In the interim, the issues that are “front and center from a credit standpoint” for E&Ps are the outcome of redeterminations of RBL facilities from banks and the steepness of the underlying price decks, according to Lemanski. The near-term price assumption will be sub-$30/bbl, and the question then relates to how steeply the commodity curve is assumed to move up in the out years, he said.
“The best indicator of market trends for E&P issuers is to look at the price of the bonds and the yields as we go forward.”
—Robert Lemanski, managing director, KeyBanc Capital Markets Inc.
Compared to 2014 to 2016, when WTI finally hit a low of $26/bbl, are funding sources more or less resilient?
“In general, the banking system is a lot better capitalized than at that time. And the banks have become somewhat more conservative in their RBL exposures than when they were caught in 2014 to 2016,” said Lemanski. However, when the Saudis moved in late 2014, we weren’t facing an external shock affecting the demand for oil as we are experiencing today. So I think it’s potentially worse.”
The problem is that “so much of the recovery in capital spending in the U.S. has come from the oil and gas industry,” he observed. “And that is going to grind to a halt for a while. I’m not sure we’ll see much more issuance for quite some time in 2020,” said Lemanski
What would be the leading indicators of a functioning high-yield energy market?

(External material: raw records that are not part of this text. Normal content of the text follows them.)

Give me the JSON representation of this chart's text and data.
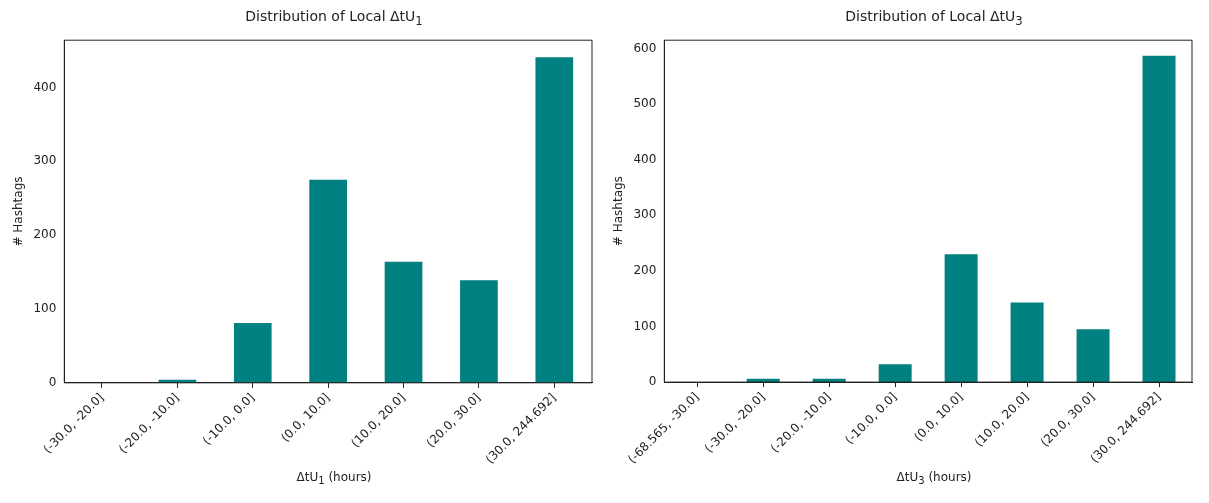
{
  "chart_data": [
    {
      "type": "bar",
      "title": "Distribution of Local ΔtU$_{1}$",
      "xlabel": "ΔtU$_{1}$ (hours)",
      "ylabel": "# Hashtags",
      "categories": [
        "(-30.0, -20.0]",
        "(-20.0, -10.0]",
        "(-10.0, 0.0]",
        "(0.0, 10.0]",
        "(10.0, 20.0]",
        "(20.0, 30.0]",
        "(30.0, 244.692]"
      ],
      "values": [
        0,
        4,
        81,
        275,
        164,
        139,
        441
      ],
      "color": "#008080",
      "ylim": [
        0,
        464
      ],
      "yticks": [
        0,
        100,
        200,
        300,
        400
      ],
      "grid": false
    },
    {
      "type": "bar",
      "title": "Distribution of Local ΔtU$_{3}$",
      "xlabel": "ΔtU$_{3}$ (hours)",
      "ylabel": "# Hashtags",
      "categories": [
        "(-68.565, -30.0]",
        "(-30.0, -20.0]",
        "(-20.0, -10.0]",
        "(-10.0, 0.0]",
        "(0.0, 10.0]",
        "(10.0, 20.0]",
        "(20.0, 30.0]",
        "(30.0, 244.692]"
      ],
      "values": [
        0,
        6,
        6,
        32,
        230,
        143,
        95,
        587
      ],
      "color": "#008080",
      "ylim": [
        0,
        615
      ],
      "yticks": [
        0,
        100,
        200,
        300,
        400,
        500,
        600
      ],
      "grid": false
    }
  ]
}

“First, we need to get some general market stability, apart from oil and gas,” said Lemanski. “In addition, there is an awful lot of oil that we need to work off. Even our lower-cost producers are struggling at current levels to survive and make money. You have to have some sort of resolution of the problem so you don’t have this enormous amount of oil overhanging the system.”
And at some point “you’ll see the stronger or the more liquid credits, usually in the top tier, test the market successfully. Then others will follow on, perhaps from not as high a tier as the first to test the market. And full recovery of the sector is when first-time issuers are able to successfully tap the market at not an enormous spread to existing names trading in the market.”